The document explains the "instruction issued" term in this way - "Instruction Issued - Warp was issued", which makes me confused. What does it actually mean?
First some background about the CUDA execution model.
A CUDA warp is the fundamental unit of scheduling and execution on a CUDA GPU. A warp is a fixed collection of 32 threads that execute together.
Therefore an instruction executed by one thread in the warp is always executed by all other threads in the warp (although they may be predicated off or masked inactive, and ignoring Volta for this discussion), in any given clock cycle.
The CUDA streaming multiprocessor (SM) has schedulers, which look at various threads of execution belonging to the available warps, and select instructions from those threads of execution which are ready, to schedule those instructions on various execution units within the SM.
An instruction issued then, means that the warp scheduler selected an instruction, and issued it (scheduled it) onto a set of execution units, for processing. Saying an "instruction was issued" effectively means, due to the CUDA execution model, that that instruction was issued warp-wide, meaning it was scheduled onto 32 relevant execution units, so as to service that instruction for all 32 threads in the warp. We could say "that warp was issued" meaning that instruction was issued for all 32 threads in the warp.
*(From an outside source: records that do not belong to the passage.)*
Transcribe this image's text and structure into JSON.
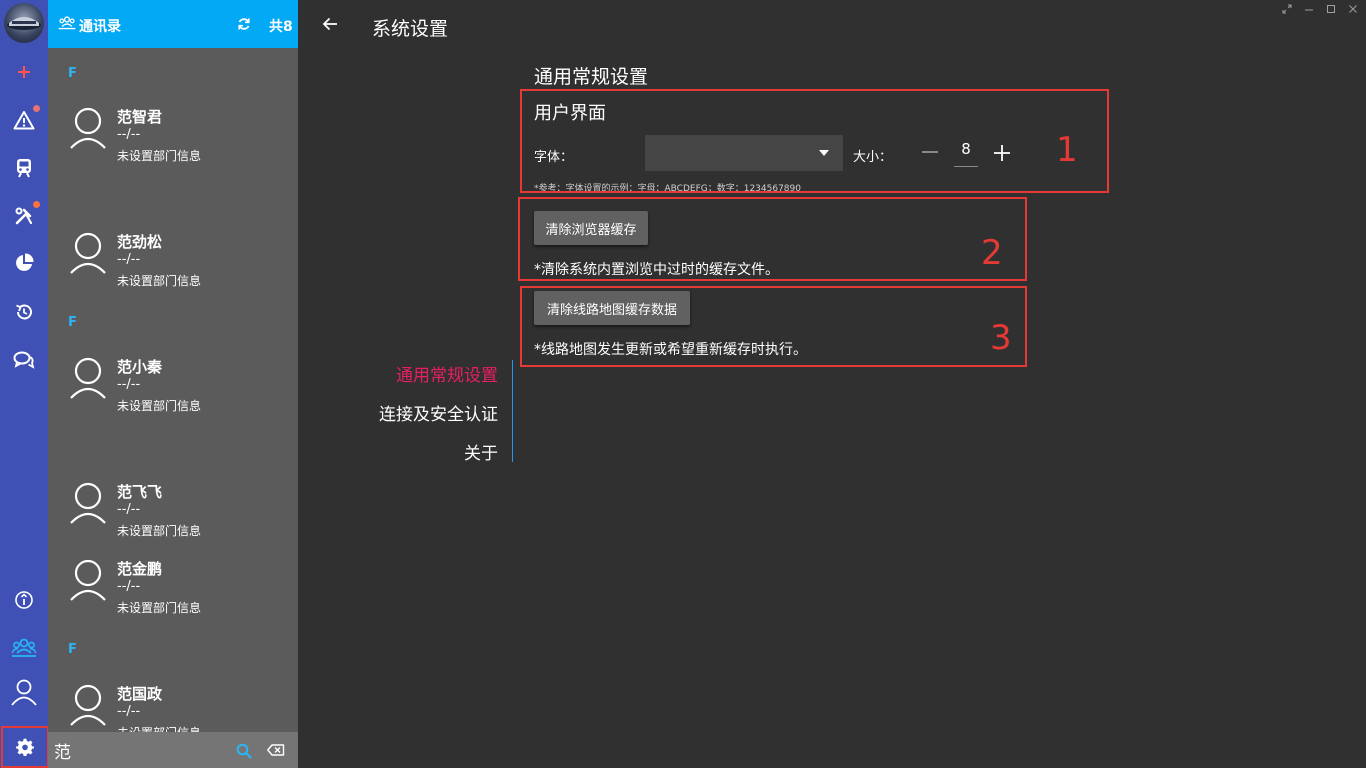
{
  "sidebar": {
    "items": [
      {
        "name": "add",
        "icon": "plus-icon"
      },
      {
        "name": "alarm",
        "icon": "warning-icon",
        "badge": true
      },
      {
        "name": "train",
        "icon": "train-icon"
      },
      {
        "name": "maintenance",
        "icon": "tools-icon",
        "badge": true
      },
      {
        "name": "statistics",
        "icon": "pie-chart-icon"
      },
      {
        "name": "history",
        "icon": "history-icon"
      },
      {
        "name": "chat",
        "icon": "chat-icon"
      },
      {
        "name": "info",
        "icon": "info-icon"
      },
      {
        "name": "contacts",
        "icon": "contacts-icon"
      },
      {
        "name": "profile",
        "icon": "person-icon"
      },
      {
        "name": "settings",
        "icon": "gear-icon"
      }
    ],
    "accent": "#3f51b5"
  },
  "contacts_panel": {
    "title": "通讯录",
    "count_label": "共8",
    "header_color": "#03a9f4",
    "groups": [
      "F",
      "F",
      "F"
    ],
    "contacts": [
      {
        "name": "范智君",
        "phone": "--/--",
        "dept": "未设置部门信息"
      },
      {
        "name": "范劲松",
        "phone": "--/--",
        "dept": "未设置部门信息"
      },
      {
        "name": "范小秦",
        "phone": "--/--",
        "dept": "未设置部门信息"
      },
      {
        "name": "范飞飞",
        "phone": "--/--",
        "dept": "未设置部门信息"
      },
      {
        "name": "范金鹏",
        "phone": "--/--",
        "dept": "未设置部门信息"
      },
      {
        "name": "范国政",
        "phone": "--/--",
        "dept": "未设置部门信息"
      }
    ],
    "search": {
      "value": "范",
      "placeholder": ""
    }
  },
  "main": {
    "title": "系统设置",
    "section_heading": "通用常规设置",
    "ui_section": {
      "title": "用户界面",
      "font_label": "字体：",
      "font_value": "",
      "size_label": "大小：",
      "size_value": "8",
      "hint": "*参考：字体设置的示例：字母：ABCDEFG；数字：1234567890"
    },
    "browser_cache": {
      "button_label": "清除浏览器缓存",
      "note": "*清除系统内置浏览中过时的缓存文件。"
    },
    "map_cache": {
      "button_label": "清除线路地图缓存数据",
      "note": "*线路地图发生更新或希望重新缓存时执行。"
    },
    "annotations": [
      "1",
      "2",
      "3"
    ],
    "nav": [
      {
        "label": "通用常规设置",
        "active": true
      },
      {
        "label": "连接及安全认证",
        "active": false
      },
      {
        "label": "关于",
        "active": false
      }
    ],
    "active_color": "#e91e63",
    "highlight_color": "#e53935"
  }
}
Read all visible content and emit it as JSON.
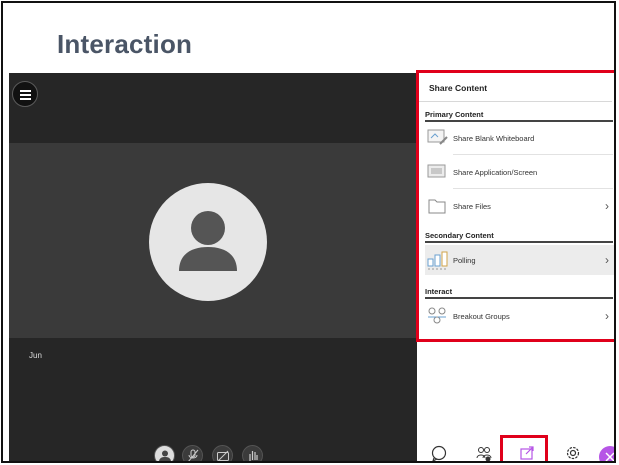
{
  "slide": {
    "title": "Interaction"
  },
  "video": {
    "participant_name": "Jun"
  },
  "panel": {
    "title": "Share Content",
    "sections": {
      "primary": "Primary Content",
      "secondary": "Secondary Content",
      "interact": "Interact"
    },
    "items": {
      "whiteboard": "Share Blank Whiteboard",
      "screen": "Share Application/Screen",
      "files": "Share Files",
      "polling": "Polling",
      "breakout": "Breakout Groups"
    },
    "chevron": "›"
  },
  "colors": {
    "highlight": "#e0001b",
    "accent_purple": "#b655e6",
    "stage_bg": "#262626",
    "video_bg": "#3a3a3a"
  },
  "icons": {
    "menu": "hamburger-icon",
    "avatar": "person-silhouette",
    "mic": "mic-muted-icon",
    "camera": "camera-off-icon",
    "hand": "raise-hand-icon",
    "chat": "chat-icon",
    "attendees": "attendees-icon",
    "share": "share-content-icon",
    "settings": "gear-icon",
    "close": "close-icon"
  }
}
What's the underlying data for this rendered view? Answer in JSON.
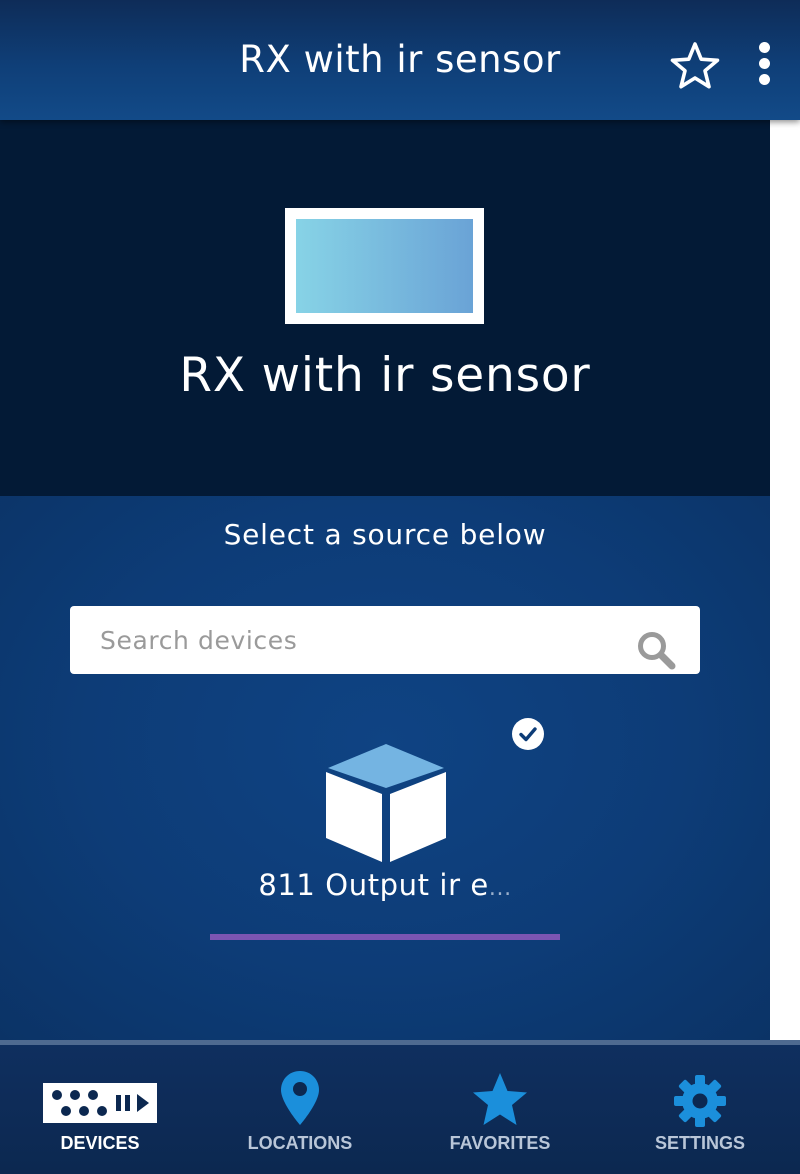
{
  "header": {
    "title": "RX with ir sensor"
  },
  "hero": {
    "device_name": "RX with ir sensor"
  },
  "content": {
    "select_label": "Select a source below",
    "search": {
      "placeholder": "Search devices",
      "value": ""
    },
    "devices": [
      {
        "label": "811 Output ir e",
        "truncation": "...",
        "selected": true,
        "icon": "box-icon"
      }
    ]
  },
  "bottom_nav": {
    "active": "DEVICES",
    "items": [
      {
        "label": "DEVICES",
        "icon": "devices-icon"
      },
      {
        "label": "LOCATIONS",
        "icon": "location-pin-icon"
      },
      {
        "label": "FAVORITES",
        "icon": "star-icon"
      },
      {
        "label": "SETTINGS",
        "icon": "gear-icon"
      }
    ]
  },
  "colors": {
    "header_bg": "#0f3f78",
    "hero_bg": "#031a36",
    "content_bg": "#0d3c77",
    "accent_underline": "#7b55b2",
    "nav_icon_blue": "#1b8fdb"
  }
}
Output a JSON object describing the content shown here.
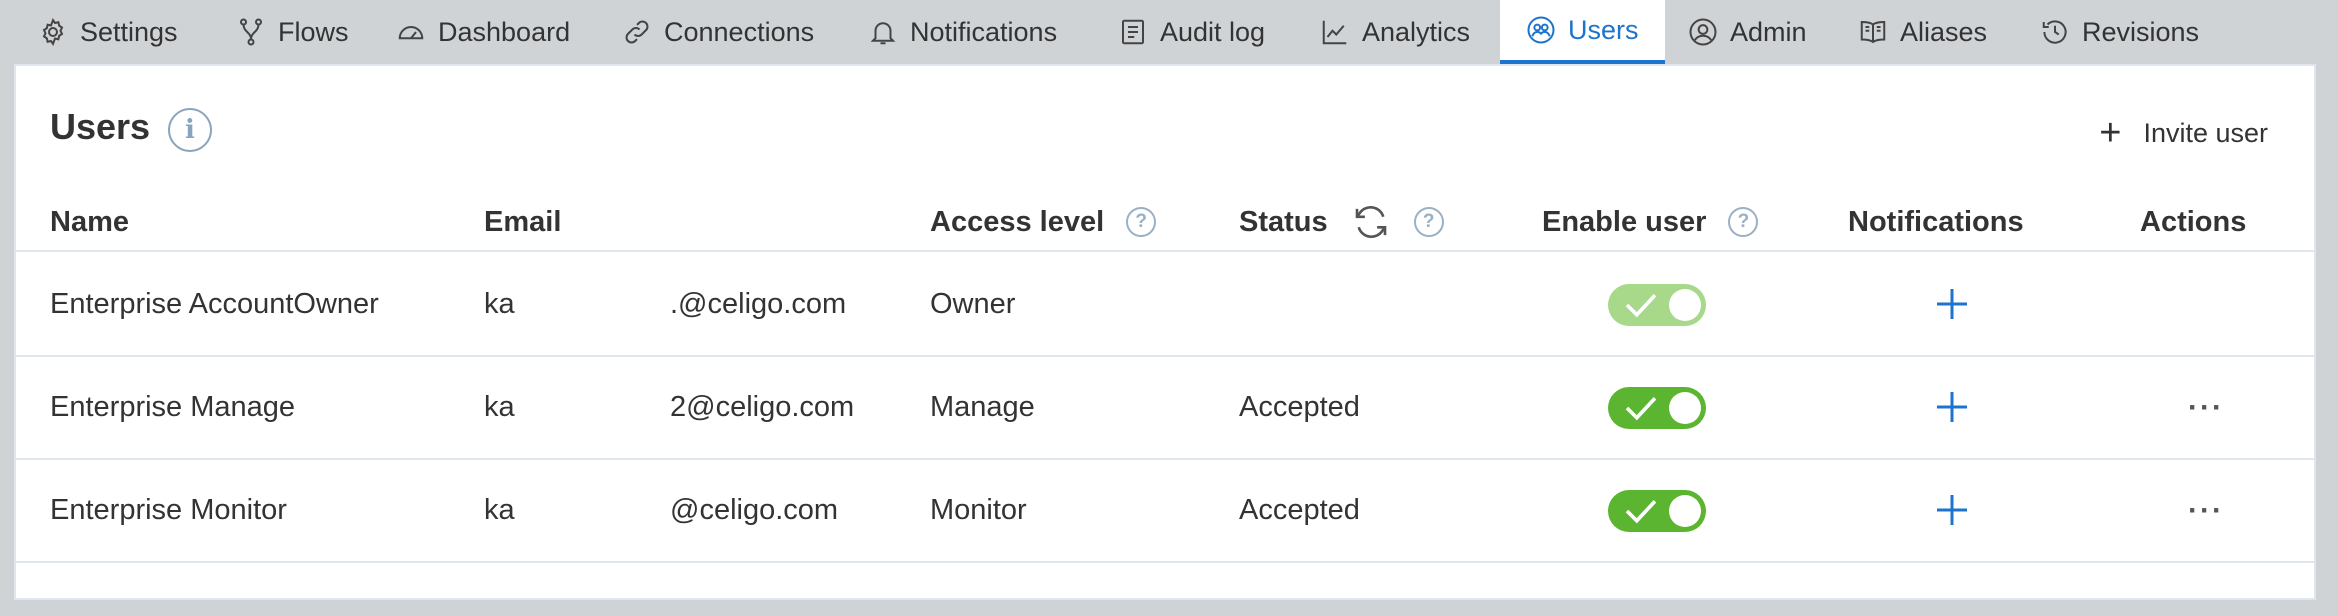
{
  "tabs": [
    {
      "label": "Settings",
      "icon": "gear-icon"
    },
    {
      "label": "Flows",
      "icon": "flows-icon"
    },
    {
      "label": "Dashboard",
      "icon": "dashboard-icon"
    },
    {
      "label": "Connections",
      "icon": "link-icon"
    },
    {
      "label": "Notifications",
      "icon": "bell-icon"
    },
    {
      "label": "Audit log",
      "icon": "audit-log-icon"
    },
    {
      "label": "Analytics",
      "icon": "analytics-icon"
    },
    {
      "label": "Users",
      "icon": "users-icon",
      "active": true
    },
    {
      "label": "Admin",
      "icon": "admin-icon"
    },
    {
      "label": "Aliases",
      "icon": "book-icon"
    },
    {
      "label": "Revisions",
      "icon": "history-icon"
    }
  ],
  "page": {
    "title": "Users",
    "info_glyph": "i",
    "invite_label": "Invite user"
  },
  "columns": {
    "name": "Name",
    "email": "Email",
    "access": "Access level",
    "status": "Status",
    "enable": "Enable user",
    "notifications": "Notifications",
    "actions": "Actions",
    "help_glyph": "?"
  },
  "rows": [
    {
      "name": "Enterprise AccountOwner",
      "email_prefix": "ka",
      "email_suffix": ".@celigo.com",
      "access": "Owner",
      "status": "",
      "enabled": true,
      "toggle_disabled": true,
      "has_actions": false
    },
    {
      "name": "Enterprise Manage",
      "email_prefix": "ka",
      "email_suffix": "2@celigo.com",
      "access": "Manage",
      "status": "Accepted",
      "enabled": true,
      "toggle_disabled": false,
      "has_actions": true
    },
    {
      "name": "Enterprise Monitor",
      "email_prefix": "ka",
      "email_suffix": "@celigo.com",
      "access": "Monitor",
      "status": "Accepted",
      "enabled": true,
      "toggle_disabled": false,
      "has_actions": true
    }
  ],
  "more_glyph": "···",
  "colors": {
    "accent": "#1c74cc",
    "toggle_on": "#5cb531",
    "toggle_disabled": "#a8d88a"
  }
}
Now, regarding the distribution piechart, you will probably want to refer to here.
The profiler is using PC-sampling to determine the warp state at the sample points, and then putting the warp state so sampled into a pie chart distribution graph, to show the percentage of time a particular state was sampled.
A warp can be in a variety of states, I'm not going to try to define and summarize them all. But many states will correspond to a "stall" state, meaning that a warp in that state cannot have an instruction issued from it (perhaps, for example, because the next instruction(s) have execution dependencies on previously issued instructions which have not completed yet). The "not stall" state, is "instruction issued". (The warp states are defined here. Technically, "not selected" is a "stall" state, but I will discuss it below).
"instruction issued" is probably the "best" state from the perspective of the warp. At the clock cycle that the warp was sampled, it had an instruction ready to be scheduled and in fact one or more instructions were actually issued from that warp.
by comparison, "not selected" (technically also a "stall" state) is a warp that is "ready" to be issued, but for some reason the warp scheduler chose to select instruction(s) from another warp to issue in the clock cycle that was sampled.